Limit Your Downside Risk During a Bear Market | ETF Trends

Stocks bounced up and down on Tuesday after the S&P 500 slid into a bear market. Most investors expect the Fed to raise rates by three-quarters of a percentage following its upcoming policy meeting Wednesday.

“This is one of the days where the market is going to have to take a wait-and-see attitude and certainly that’s what seems to be happening in the major indices,” Art Hogan, chief market strategist at National Securities, told CNBC before adding: “We’re really stuck in middle ground here.”

The S&P 500 dropped 3.9% on Monday amid investor fears that major central banks will have to be more aggressive than expected to fight inflation. Data released last week on U.S. consumer prices revealed that inflation reached its highest level in more than 40 years, adding fuel to those concerns.

The S&P has gone down 9.6% so far in June. The index is down 22% from its recent early January peak.

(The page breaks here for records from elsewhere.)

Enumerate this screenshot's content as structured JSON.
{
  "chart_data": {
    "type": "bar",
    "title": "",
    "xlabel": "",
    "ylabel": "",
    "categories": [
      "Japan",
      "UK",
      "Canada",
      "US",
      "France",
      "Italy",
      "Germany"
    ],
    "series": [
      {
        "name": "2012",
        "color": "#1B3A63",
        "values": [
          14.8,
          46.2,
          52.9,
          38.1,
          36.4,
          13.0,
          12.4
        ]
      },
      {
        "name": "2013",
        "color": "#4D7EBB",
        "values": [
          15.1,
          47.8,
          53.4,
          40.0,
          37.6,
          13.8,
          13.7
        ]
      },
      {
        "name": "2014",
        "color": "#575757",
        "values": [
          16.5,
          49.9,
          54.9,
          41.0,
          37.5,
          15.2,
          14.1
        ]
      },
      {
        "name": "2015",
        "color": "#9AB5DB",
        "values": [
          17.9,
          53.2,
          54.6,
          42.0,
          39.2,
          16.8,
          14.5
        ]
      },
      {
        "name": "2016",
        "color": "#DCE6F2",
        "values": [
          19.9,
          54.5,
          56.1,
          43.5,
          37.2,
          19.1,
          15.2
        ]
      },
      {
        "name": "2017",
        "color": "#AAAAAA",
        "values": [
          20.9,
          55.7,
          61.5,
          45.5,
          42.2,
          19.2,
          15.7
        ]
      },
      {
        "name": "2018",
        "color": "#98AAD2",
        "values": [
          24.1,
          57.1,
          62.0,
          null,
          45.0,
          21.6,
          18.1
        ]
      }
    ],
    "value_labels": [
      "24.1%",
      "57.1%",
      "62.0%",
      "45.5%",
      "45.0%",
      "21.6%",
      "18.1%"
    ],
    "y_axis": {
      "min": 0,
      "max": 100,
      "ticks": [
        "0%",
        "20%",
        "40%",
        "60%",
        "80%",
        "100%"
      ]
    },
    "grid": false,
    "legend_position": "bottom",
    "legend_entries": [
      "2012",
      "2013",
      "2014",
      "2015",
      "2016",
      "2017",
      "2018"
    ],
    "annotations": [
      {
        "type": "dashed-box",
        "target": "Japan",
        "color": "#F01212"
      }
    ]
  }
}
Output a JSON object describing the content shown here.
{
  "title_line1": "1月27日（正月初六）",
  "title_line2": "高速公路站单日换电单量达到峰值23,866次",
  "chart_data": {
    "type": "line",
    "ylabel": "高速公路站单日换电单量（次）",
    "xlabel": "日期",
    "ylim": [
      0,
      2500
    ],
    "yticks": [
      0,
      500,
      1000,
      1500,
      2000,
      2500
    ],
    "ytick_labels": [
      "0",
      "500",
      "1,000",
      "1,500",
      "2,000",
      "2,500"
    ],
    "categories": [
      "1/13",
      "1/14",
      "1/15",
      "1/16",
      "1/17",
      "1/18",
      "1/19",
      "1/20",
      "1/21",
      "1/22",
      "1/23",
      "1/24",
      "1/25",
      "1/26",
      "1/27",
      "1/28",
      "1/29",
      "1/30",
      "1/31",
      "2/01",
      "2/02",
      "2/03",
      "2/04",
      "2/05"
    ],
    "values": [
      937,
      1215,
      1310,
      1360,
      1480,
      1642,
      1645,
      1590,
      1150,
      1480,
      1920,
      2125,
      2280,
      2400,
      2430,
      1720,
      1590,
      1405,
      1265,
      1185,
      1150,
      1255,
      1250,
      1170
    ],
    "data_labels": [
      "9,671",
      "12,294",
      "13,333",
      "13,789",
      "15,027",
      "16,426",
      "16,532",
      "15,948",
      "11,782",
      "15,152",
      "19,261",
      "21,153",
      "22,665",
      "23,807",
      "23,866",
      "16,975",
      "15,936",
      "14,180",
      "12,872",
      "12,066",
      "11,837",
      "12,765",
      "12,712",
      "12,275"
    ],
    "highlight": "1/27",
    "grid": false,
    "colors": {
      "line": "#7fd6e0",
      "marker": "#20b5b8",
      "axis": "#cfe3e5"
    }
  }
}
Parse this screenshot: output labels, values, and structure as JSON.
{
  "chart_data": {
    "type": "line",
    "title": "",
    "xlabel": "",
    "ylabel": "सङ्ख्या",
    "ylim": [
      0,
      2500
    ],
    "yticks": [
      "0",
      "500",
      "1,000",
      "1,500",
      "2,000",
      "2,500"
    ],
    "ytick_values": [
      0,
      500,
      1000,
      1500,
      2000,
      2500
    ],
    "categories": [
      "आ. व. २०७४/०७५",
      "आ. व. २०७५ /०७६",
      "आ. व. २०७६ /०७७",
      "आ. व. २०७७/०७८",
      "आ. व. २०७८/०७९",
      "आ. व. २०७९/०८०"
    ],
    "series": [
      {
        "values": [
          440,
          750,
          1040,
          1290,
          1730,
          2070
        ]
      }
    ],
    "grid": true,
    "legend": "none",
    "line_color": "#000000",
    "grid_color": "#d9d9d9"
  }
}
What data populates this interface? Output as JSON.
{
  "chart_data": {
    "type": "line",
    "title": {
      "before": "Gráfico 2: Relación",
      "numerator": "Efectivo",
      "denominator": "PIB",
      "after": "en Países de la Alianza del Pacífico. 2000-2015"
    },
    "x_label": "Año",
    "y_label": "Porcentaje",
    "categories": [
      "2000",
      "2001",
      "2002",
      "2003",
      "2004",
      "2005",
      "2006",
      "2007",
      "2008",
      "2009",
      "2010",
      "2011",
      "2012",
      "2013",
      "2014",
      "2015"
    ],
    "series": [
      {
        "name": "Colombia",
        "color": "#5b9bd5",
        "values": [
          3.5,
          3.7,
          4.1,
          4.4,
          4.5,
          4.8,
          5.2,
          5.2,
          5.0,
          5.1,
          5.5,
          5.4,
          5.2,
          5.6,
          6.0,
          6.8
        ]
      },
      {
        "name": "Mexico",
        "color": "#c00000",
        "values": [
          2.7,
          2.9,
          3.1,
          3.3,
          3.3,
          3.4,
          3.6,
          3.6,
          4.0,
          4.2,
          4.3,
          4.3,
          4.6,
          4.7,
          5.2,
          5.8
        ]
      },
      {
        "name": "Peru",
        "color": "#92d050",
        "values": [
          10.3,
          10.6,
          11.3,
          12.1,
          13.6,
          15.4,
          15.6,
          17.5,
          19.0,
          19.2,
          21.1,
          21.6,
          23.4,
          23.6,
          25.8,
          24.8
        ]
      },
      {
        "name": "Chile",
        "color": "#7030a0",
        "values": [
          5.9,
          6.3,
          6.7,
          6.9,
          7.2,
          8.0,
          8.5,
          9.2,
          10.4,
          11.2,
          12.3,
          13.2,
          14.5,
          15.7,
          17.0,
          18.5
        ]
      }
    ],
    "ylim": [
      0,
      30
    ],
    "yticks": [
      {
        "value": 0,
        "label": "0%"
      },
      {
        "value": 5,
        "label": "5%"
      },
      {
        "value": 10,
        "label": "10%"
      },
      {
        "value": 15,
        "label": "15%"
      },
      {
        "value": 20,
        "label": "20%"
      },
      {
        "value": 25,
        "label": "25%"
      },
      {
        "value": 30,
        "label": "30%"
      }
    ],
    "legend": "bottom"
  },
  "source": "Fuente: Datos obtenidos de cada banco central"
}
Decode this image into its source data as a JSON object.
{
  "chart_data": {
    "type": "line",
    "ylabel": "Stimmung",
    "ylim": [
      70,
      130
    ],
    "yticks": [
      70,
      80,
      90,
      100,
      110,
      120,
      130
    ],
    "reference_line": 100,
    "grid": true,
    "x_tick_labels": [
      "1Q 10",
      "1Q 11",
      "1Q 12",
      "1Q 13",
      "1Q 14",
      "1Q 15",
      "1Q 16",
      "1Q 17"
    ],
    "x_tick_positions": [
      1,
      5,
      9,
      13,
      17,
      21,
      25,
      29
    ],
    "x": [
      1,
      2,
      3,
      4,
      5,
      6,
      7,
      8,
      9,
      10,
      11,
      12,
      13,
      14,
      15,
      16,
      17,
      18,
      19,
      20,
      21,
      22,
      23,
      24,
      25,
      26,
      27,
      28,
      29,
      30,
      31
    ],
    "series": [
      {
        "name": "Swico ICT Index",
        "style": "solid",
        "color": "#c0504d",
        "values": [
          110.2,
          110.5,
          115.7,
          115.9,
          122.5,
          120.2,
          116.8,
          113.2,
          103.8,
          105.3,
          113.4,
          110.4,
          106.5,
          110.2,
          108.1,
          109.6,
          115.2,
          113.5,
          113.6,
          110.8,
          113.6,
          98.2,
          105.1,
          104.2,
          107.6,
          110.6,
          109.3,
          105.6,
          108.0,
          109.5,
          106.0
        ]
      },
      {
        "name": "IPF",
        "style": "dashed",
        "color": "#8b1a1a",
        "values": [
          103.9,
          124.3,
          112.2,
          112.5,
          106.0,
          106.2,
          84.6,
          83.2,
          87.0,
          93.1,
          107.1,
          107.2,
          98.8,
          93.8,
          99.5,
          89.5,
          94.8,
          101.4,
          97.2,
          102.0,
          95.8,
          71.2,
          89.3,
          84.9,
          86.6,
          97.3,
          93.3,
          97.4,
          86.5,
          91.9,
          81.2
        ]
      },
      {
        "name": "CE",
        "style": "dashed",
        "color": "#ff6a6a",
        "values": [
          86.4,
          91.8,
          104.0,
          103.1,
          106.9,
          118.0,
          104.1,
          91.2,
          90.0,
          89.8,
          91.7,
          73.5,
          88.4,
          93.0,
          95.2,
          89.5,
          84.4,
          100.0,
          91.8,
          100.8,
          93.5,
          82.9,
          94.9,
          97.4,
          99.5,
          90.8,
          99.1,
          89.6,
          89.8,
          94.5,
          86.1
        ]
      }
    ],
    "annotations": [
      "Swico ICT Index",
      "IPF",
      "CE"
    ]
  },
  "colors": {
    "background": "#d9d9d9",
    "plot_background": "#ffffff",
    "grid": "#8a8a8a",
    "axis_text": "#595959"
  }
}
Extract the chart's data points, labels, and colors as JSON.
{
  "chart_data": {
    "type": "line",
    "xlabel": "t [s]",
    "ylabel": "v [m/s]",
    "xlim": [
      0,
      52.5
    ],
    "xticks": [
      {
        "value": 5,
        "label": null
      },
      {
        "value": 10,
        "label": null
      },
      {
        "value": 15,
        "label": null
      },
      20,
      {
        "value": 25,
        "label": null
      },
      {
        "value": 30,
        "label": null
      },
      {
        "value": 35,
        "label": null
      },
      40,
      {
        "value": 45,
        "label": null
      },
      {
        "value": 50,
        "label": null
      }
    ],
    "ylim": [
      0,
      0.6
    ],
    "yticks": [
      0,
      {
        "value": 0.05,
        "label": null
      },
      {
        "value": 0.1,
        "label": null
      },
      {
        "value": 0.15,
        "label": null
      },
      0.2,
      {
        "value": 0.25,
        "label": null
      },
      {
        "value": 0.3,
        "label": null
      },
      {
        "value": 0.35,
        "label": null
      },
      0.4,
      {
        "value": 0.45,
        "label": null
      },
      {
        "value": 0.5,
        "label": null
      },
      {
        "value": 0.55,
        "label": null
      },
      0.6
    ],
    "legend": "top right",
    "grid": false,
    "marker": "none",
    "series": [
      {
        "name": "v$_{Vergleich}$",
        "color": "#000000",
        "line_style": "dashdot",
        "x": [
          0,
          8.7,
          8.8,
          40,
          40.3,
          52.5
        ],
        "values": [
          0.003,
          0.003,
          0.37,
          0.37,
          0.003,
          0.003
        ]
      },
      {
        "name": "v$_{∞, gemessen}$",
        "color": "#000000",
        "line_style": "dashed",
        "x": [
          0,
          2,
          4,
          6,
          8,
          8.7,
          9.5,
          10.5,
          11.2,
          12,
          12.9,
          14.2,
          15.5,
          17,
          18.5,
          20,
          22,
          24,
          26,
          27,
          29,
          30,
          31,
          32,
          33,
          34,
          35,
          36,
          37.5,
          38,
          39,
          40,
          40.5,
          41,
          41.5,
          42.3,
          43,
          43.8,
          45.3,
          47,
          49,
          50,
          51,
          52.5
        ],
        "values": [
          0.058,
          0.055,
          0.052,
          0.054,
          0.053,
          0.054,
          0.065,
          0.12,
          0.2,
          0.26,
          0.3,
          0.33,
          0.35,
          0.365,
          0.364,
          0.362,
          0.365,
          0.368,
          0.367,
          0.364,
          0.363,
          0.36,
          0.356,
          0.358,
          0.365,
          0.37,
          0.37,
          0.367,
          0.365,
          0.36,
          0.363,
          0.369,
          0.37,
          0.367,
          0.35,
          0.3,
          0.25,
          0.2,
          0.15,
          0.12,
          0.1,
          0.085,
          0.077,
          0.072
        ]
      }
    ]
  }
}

Amid continued volatility, Investors seeking dynamic exposure to markets while limiting their downside exposure may want to consider the Invesco S&P 500® Downside Hedged ETF (PHDG). The actively managed fund seeks to achieve positive total returns in rising or falling markets that are not directly correlated to broad equity or fixed income market returns. PHDG seeks to achieve its investment objective by using a quantitative, rules-based strategy that seeks to obtain returns that exceed the S&P 500 Dynamic VEQTOR Index.

The index provides investors with broad equity market exposure with an implied volatility hedge by dynamically allocating between equity, volatility, and cash. The index allows investors to receive exposure to the equity and volatility of the S&P 500 Index in a dynamic framework.

Since its inception in December 2012, PHDG has outperformed the S&P 500 by more than 134 percentage points.